Carl Smith, a sales executive at General Mills, got the idea of selling a pre-mixed blend of flour, salt, baking powder, and lard to create biscuits from a chef on a train in 1930. After Smith pitched the idea for a biscuit mix to sell, head chemist of General Mills, Charlie Kress, created Bisquick. Bisquick entered the market in 1931. In the 1940s, Bisquick began using "a world of baking in a box," and printed recipes for other baked goods such as dumplings, muffins, and coffee cake.

In 1933, Pittsburgh molasses company, P. Duff and Sons, patented the first cake mix after blending dehydrated molasses with dehydrated flour, sugar, eggs, and other ingredients. P. Duff and Sons created the cake mix to move surplus molasses, requiring 100 pounds of molasses for every 100 pounds of wheat flour.

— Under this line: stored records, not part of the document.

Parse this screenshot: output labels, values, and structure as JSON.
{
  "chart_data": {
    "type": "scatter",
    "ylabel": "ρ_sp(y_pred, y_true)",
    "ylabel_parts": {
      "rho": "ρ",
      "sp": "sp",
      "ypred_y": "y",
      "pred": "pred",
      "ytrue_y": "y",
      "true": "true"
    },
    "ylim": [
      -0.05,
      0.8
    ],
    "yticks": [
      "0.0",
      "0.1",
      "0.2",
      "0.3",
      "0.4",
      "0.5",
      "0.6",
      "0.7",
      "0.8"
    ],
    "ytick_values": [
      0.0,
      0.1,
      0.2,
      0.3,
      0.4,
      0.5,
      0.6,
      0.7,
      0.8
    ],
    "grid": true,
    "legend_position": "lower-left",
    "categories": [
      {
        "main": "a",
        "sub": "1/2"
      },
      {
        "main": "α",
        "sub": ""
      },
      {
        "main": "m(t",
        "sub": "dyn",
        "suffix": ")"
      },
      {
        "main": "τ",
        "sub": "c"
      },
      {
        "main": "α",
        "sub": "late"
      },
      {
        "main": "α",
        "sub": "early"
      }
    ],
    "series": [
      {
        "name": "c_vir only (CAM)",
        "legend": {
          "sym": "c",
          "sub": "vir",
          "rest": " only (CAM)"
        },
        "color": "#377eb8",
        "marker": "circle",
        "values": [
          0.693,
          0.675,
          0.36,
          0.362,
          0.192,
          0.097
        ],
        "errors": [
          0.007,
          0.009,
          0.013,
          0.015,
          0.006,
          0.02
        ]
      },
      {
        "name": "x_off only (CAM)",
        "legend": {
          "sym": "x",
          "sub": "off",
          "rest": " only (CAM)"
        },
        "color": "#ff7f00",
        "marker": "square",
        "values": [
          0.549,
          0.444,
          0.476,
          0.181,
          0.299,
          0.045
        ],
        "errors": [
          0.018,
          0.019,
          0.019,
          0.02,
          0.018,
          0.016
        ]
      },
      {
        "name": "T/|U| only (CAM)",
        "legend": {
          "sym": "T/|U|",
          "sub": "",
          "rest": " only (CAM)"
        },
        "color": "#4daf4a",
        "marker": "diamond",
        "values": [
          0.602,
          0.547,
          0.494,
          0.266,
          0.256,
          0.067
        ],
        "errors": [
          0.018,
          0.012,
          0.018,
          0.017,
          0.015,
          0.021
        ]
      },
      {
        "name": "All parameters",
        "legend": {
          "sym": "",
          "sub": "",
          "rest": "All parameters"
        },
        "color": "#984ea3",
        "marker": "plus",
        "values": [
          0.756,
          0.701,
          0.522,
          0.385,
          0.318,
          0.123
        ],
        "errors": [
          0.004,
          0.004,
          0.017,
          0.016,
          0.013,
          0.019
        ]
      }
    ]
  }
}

After World War Two, flour companies such as General Mills, and Pillsbury, began selling cake mixes due to the surplus of flour. By the 1950s, there were hundreds of cake mix companies. In 1948, Pillsbury introduced the first chocolate cake mix.

== Use of eggs ==
The Duff company patented a baking mixture requiring fresh eggs in 1935 with writing in the patent application, “The housewife and the purchasing public in general seem to prefer fresh eggs and hence the use of dried or powdered eggs is somewhat of a handicap from a psychological standpoint."

Other companies would continue to use powdered eggs in their bakery mixes, and it's not until sales flattened between 1956 and 1960 that major food companies would revise their formula to incorporate fresh eggs. Ernest Dichter, an analyst for General Mills, interviewed women that used the cake mixes and reported that the simplicity of the mixes made women feel too self indulgent because there wasn't enough work involved.

While some say that the difference caused by using fresh eggs was purely psychological, others argued that the inclusion of fresh eggs simply created better products. The cake mix with dried eggs frequently tasted of eggs, stuck to the pan and had poorer texture.